Gambling? “Everything needs some regulation.” Drugs? “A lot of people are very polarized. I think we do need some laws.”
For Cole, the biggest issue in this campaign is taxes. She states flatly that she will vote down a nearly $2 billion increase proposed by Gov. Deval Patrick to finance things like high-speed rail.
“We already have some of the highest taxes in the country,” Cole says. “The sales tax and income tax should be lowered.”
Revenues already cover the state’s needs, she believes. But if cuts have to be made, she offers a ready list.
“The governor has an office in Washington, D.C.” Its purpose is to promote federal aid. “We already have federal representatives (congressmen and senators) for that.”
The Department of Transitional Assistance could continue without its new public relations person, she adds.
Moreover, she believes the state is “mismanaged” and could make significant savings by attacking wasteful spending. She posits that 55,000 illegal immigrants in Massachusetts are obtaining welfare benefits costing $650 million.
Cole cannot quickly cite a source for this information. She later points to the Center for Immigration Studies, a group seeking to end illegal immigration.
“The welfare is the big thing,” Cole says. “To see where that is going.” Likewise, she is eager to know what the MBTA is doing with the large sums it consumes. “The taxpayers deserve full disclosure.”

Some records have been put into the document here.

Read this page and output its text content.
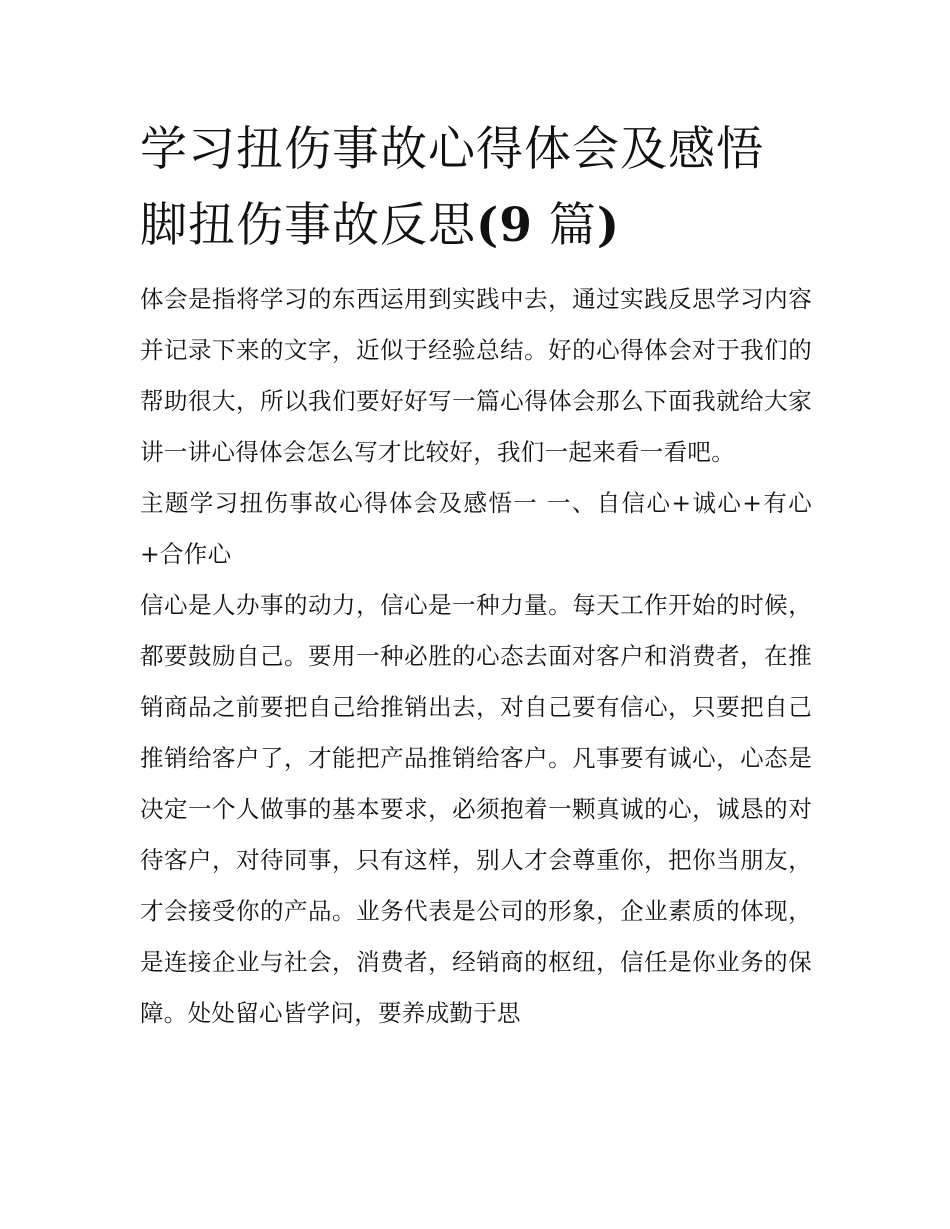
学习扭伤事故心得体会及感悟
脚扭伤事故反思(9 篇)

体会是指将学习的东西运用到实践中去，通过实践反思学习内容并记录下来的文字，近似于经验总结。好的心得体会对于我们的帮助很大，所以我们要好好写一篇心得体会那么下面我就给大家讲一讲心得体会怎么写才比较好，我们一起来看一看吧。

主题学习扭伤事故心得体会及感悟一 一、自信心+诚心+有心+合作心

信心是人办事的动力，信心是一种力量。每天工作开始的时候，都要鼓励自己。要用一种必胜的心态去面对客户和消费者，在推销商品之前要把自己给推销出去，对自己要有信心，只要把自己推销给客户了，才能把产品推销给客户。凡事要有诚心，心态是决定一个人做事的基本要求，必须抱着一颗真诚的心，诚恳的对待客户，对待同事，只有这样，别人才会尊重你，把你当朋友，才会接受你的产品。业务代表是公司的形象，企业素质的体现，是连接企业与社会，消费者，经销商的枢纽，信任是你业务的保障。处处留心皆学问，要养成勤于思
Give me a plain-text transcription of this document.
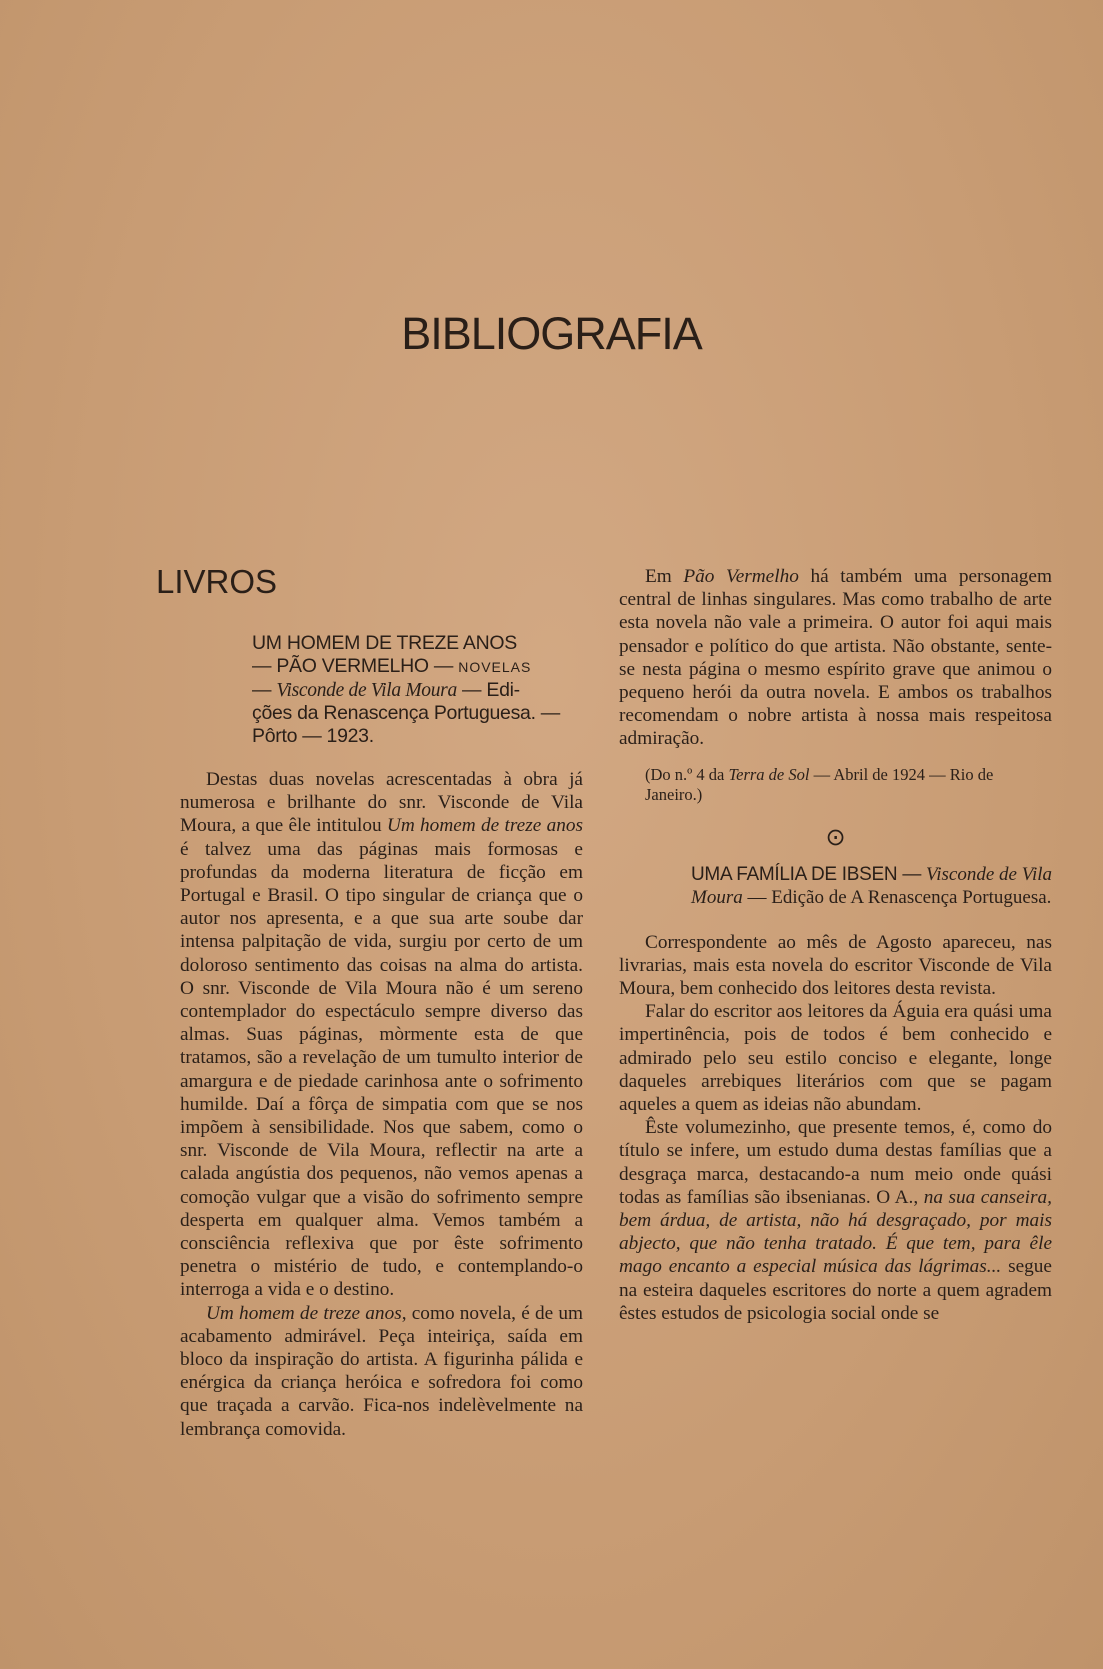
BIBLIOGRAFIA
LIVROS
UM HOMEM DE TREZE ANOS
— PÃO VERMELHO — NOVELAS
— Visconde de Vila Moura — Edi-
ções da Renascença Portuguesa. —
Pôrto — 1923.

Destas duas novelas acrescentadas à obra já numerosa e brilhante do snr. Visconde de Vila Moura, a que êle intitulou Um homem de treze anos é talvez uma das páginas mais formosas e profundas da moderna literatura de ficção em Portugal e Brasil. O tipo singular de criança que o autor nos apresenta, e a que sua arte soube dar intensa palpitação de vida, surgiu por certo de um doloroso sentimento das coisas na alma do artista. O snr. Visconde de Vila Moura não é um sereno contemplador do espectáculo sempre diverso das almas. Suas páginas, mòrmente esta de que tratamos, são a revelação de um tumulto interior de amargura e de piedade carinhosa ante o sofrimento humilde. Daí a fôrça de simpatia com que se nos impõem à sensibilidade. Nos que sabem, como o snr. Visconde de Vila Moura, reflectir na arte a calada angústia dos pequenos, não vemos apenas a comoção vulgar que a visão do sofrimento sempre desperta em qualquer alma. Vemos também a consciência reflexiva que por êste sofrimento penetra o mistério de tudo, e contemplando-o interroga a vida e o destino.

Um homem de treze anos, como novela, é de um acabamento admirável. Peça inteiriça, saída em bloco da inspiração do artista. A figurinha pálida e enérgica da criança heróica e sofredora foi como que traçada a carvão. Fica-nos indelèvelmente na lembrança comovida.

Em Pão Vermelho há também uma personagem central de linhas singulares. Mas como trabalho de arte esta novela não vale a primeira. O autor foi aqui mais pensador e político do que artista. Não obstante, sente-se nesta página o mesmo espírito grave que animou o pequeno herói da outra novela. E ambos os trabalhos recomendam o nobre artista à nossa mais respeitosa admiração.

(Do n.º 4 da Terra de Sol — Abril de 1924 — Rio de Janeiro.)
⊙
UMA FAMÍLIA DE IBSEN — Visconde de Vila Moura — Edição de A Renascença Portuguesa.

Correspondente ao mês de Agosto apareceu, nas livrarias, mais esta novela do escritor Visconde de Vila Moura, bem conhecido dos leitores desta revista.

Falar do escritor aos leitores da Águia era quási uma impertinência, pois de todos é bem conhecido e admirado pelo seu estilo conciso e elegante, longe daqueles arrebiques literários com que se pagam aqueles a quem as ideias não abundam.

Êste volumezinho, que presente temos, é, como do título se infere, um estudo duma destas famílias que a desgraça marca, destacando-a num meio onde quási todas as famílias são ibsenianas. O A., na sua canseira, bem árdua, de artista, não há desgraçado, por mais abjecto, que não tenha tratado. É que tem, para êle mago encanto a especial música das lágrimas... segue na esteira daqueles escritores do norte a quem agradem êstes estudos de psicologia social onde se
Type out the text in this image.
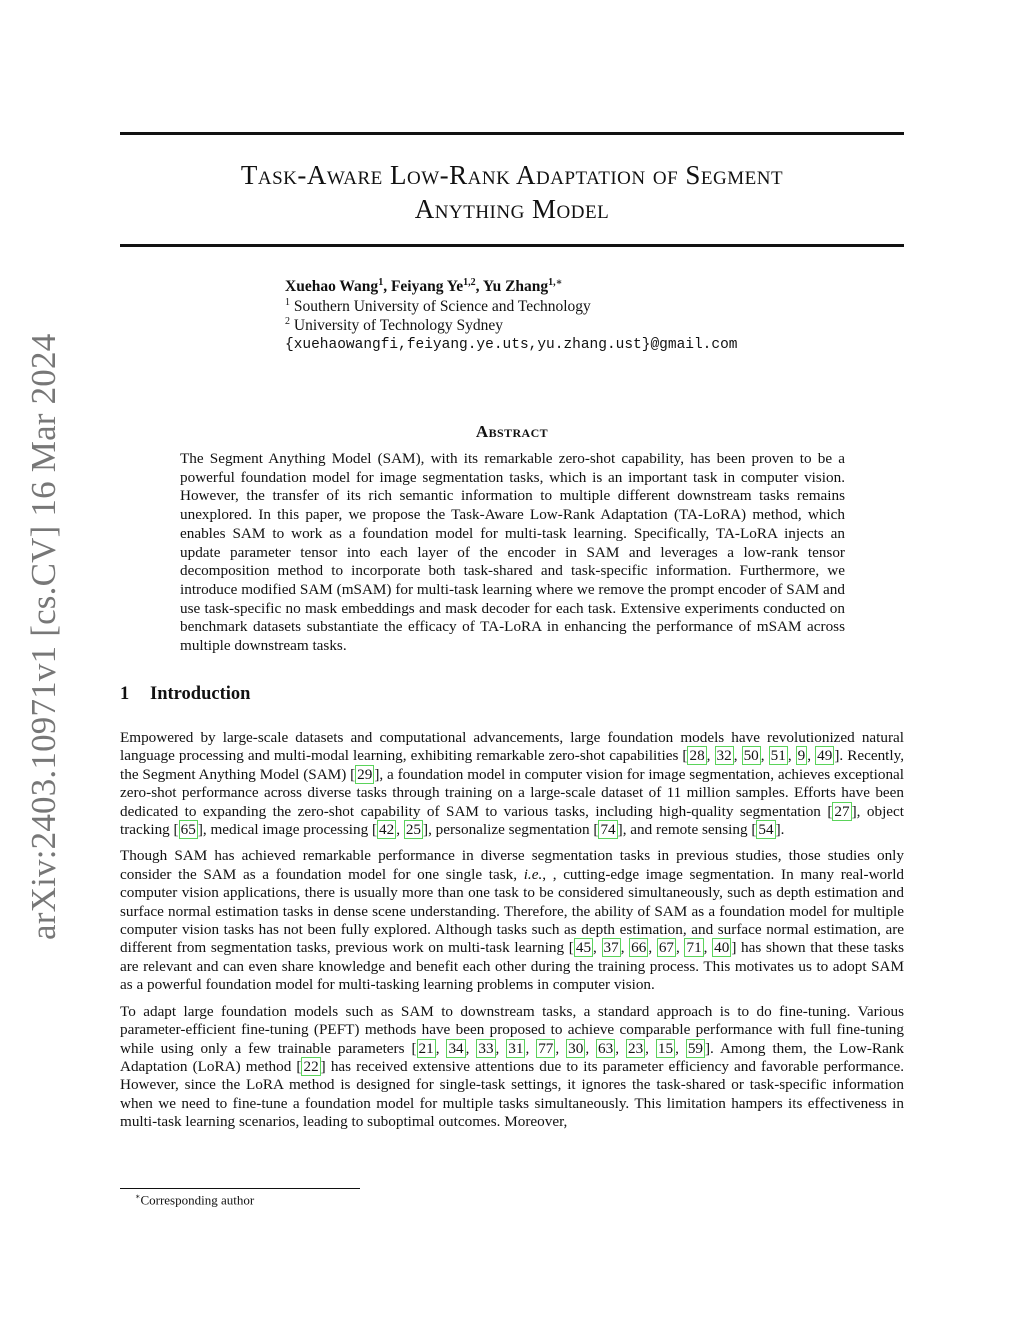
arXiv:2403.10971v1 [cs.CV] 16 Mar 2024
Task-Aware Low-Rank Adaptation of Segment
Anything Model
Xuehao Wang$^1$, Feiyang Ye$^{1,2}$, Yu Zhang$^{1,∗}$
$^1$ Southern University of Science and Technology
$^2$ University of Technology Sydney
{xuehaowangfi,feiyang.ye.uts,yu.zhang.ust}@gmail.com
Abstract
The Segment Anything Model (SAM), with its remarkable zero-shot capability, has been proven to be a powerful foundation model for image segmentation tasks, which is an important task in computer vision. However, the transfer of its rich semantic information to multiple different downstream tasks remains unexplored. In this paper, we propose the Task-Aware Low-Rank Adaptation (TA-LoRA) method, which enables SAM to work as a foundation model for multi-task learning. Specifically, TA-LoRA injects an update parameter tensor into each layer of the encoder in SAM and leverages a low-rank tensor decomposition method to incorporate both task-shared and task-specific information. Furthermore, we introduce modified SAM (mSAM) for multi-task learning where we remove the prompt encoder of SAM and use task-specific no mask embeddings and mask decoder for each task. Extensive experiments conducted on benchmark datasets substantiate the efficacy of TA-LoRA in enhancing the performance of mSAM across multiple downstream tasks.
1 Introduction

Empowered by large-scale datasets and computational advancements, large foundation models have revolutionized natural language processing and multi-modal learning, exhibiting remarkable zero-shot capabilities [ 28 , 32 , 50 , 51 , 9 , 49 ]. Recently, the Segment Anything Model (SAM) [ 29 ], a foundation model in computer vision for image segmentation, achieves exceptional zero-shot performance across diverse tasks through training on a large-scale dataset of 11 million samples. Efforts have been dedicated to expanding the zero-shot capability of SAM to various tasks, including high-quality segmentation [ 27 ], object tracking [ 65 ], medical image processing [ 42 , 25 ], personalize segmentation [ 74 ], and remote sensing [ 54 ].

Though SAM has achieved remarkable performance in diverse segmentation tasks in previous studies, those studies only consider the SAM as a foundation model for one single task, i.e., , cutting-edge image segmentation. In many real-world computer vision applications, there is usually more than one task to be considered simultaneously, such as depth estimation and surface normal estimation tasks in dense scene understanding. Therefore, the ability of SAM as a foundation model for multiple computer vision tasks has not been fully explored. Although tasks such as depth estimation, and surface normal estimation, are different from segmentation tasks, previous work on multi-task learning [ 45 , 37 , 66 , 67 , 71 , 40 ] has shown that these tasks are relevant and can even share knowledge and benefit each other during the training process. This motivates us to adopt SAM as a powerful foundation model for multi-tasking learning problems in computer vision.

To adapt large foundation models such as SAM to downstream tasks, a standard approach is to do fine-tuning. Various parameter-efficient fine-tuning (PEFT) methods have been proposed to achieve comparable performance with full fine-tuning while using only a few trainable parameters [ 21 , 34 , 33 , 31 , 77 , 30 , 63 , 23 , 15 , 59 ]. Among them, the Low-Rank Adaptation (LoRA) method [ 22 ] has received extensive attentions due to its parameter efficiency and favorable performance. However, since the LoRA method is designed for single-task settings, it ignores the task-shared or task-specific information when we need to fine-tune a foundation model for multiple tasks simultaneously. This limitation hampers its effectiveness in multi-task learning scenarios, leading to suboptimal outcomes. Moreover,

∗Corresponding author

Should she win, Cole faces long odds as a Republican. Her party is a minority in both houses of the Legislature. But she is not daunted. “It’s a lot easier for Republicans to get things done because they don’t have to step in line with what the speaker wants them to do.”
Since Republicans increased their numbers in the 2010 election, she believes their input has been a spur to increased local aid.
Cole’s role model would be another newcomer to politics, Shaunna O’Connell of Taunton, a Republican who narrowly defeated nine-term Rep. James Fagin in 2010 after he went on a tirade in the House, promising that the passage of minimum sentences for child molesters would require him, as a defense lawyer, to rip the victims apart “and make sure the rest of their life is ruined.”
Noting O’Connell’s subsequent work on EBT card abuse (welfare payments via debit card), she says, “Republicans can get a lot done.” Some legitimately need the help, she says, “but EBT cards are definitely being abused.” People cash them at ATMs, she explains, then use the money to buy alcohol or drugs.
Money saved could be a boon to Peabody, she says, which will need funding for projects like the new Higgins Middle School and the vocational school under construction in Danvers. “The flooding is always an issue. I’ve seen the frustration in that.”
Cole grew up in Lynn, but maintained ties with her grandparents in Peabody before moving in with them and her parents after graduation. She studied to become a licensed practical nurse, which is her occupation now. At 24, she expects questions about her youth and points to others who advanced to Beacon Hill at a young age, including GOP Sen. Bruce Tarr of Gloucester.
“My age is a plus. I have the energy and the passion to go up and fight for these things. ... I don’t have experience wasting taxpayers’ money. ... The last three speakers of the House all had experience, and they were indicted. ... It’s one of the reasons I’m running. I’m tired of the corruption.”
Most of her ideas, Cole says, have come from listening to “different commentators” rather than reading.
“The more informed you become, the more it angers you,” she says.
While she doesn’t belong to a church, she counts herself a believer in God. “I’d say I have Christian values.” She adds, “I just want to be able to help people live their lives. Everyone should be able to have the freedom to live in the way they feel is best for them.”
Cole is not too young to include former President Ronald Reagan as a personal hero. “I was just a baby then. ... He knew that people are better than government at solving their own problems.”
She offers a favorite Reagan quote, “Government is not the solution to our problem. Government is the problem.”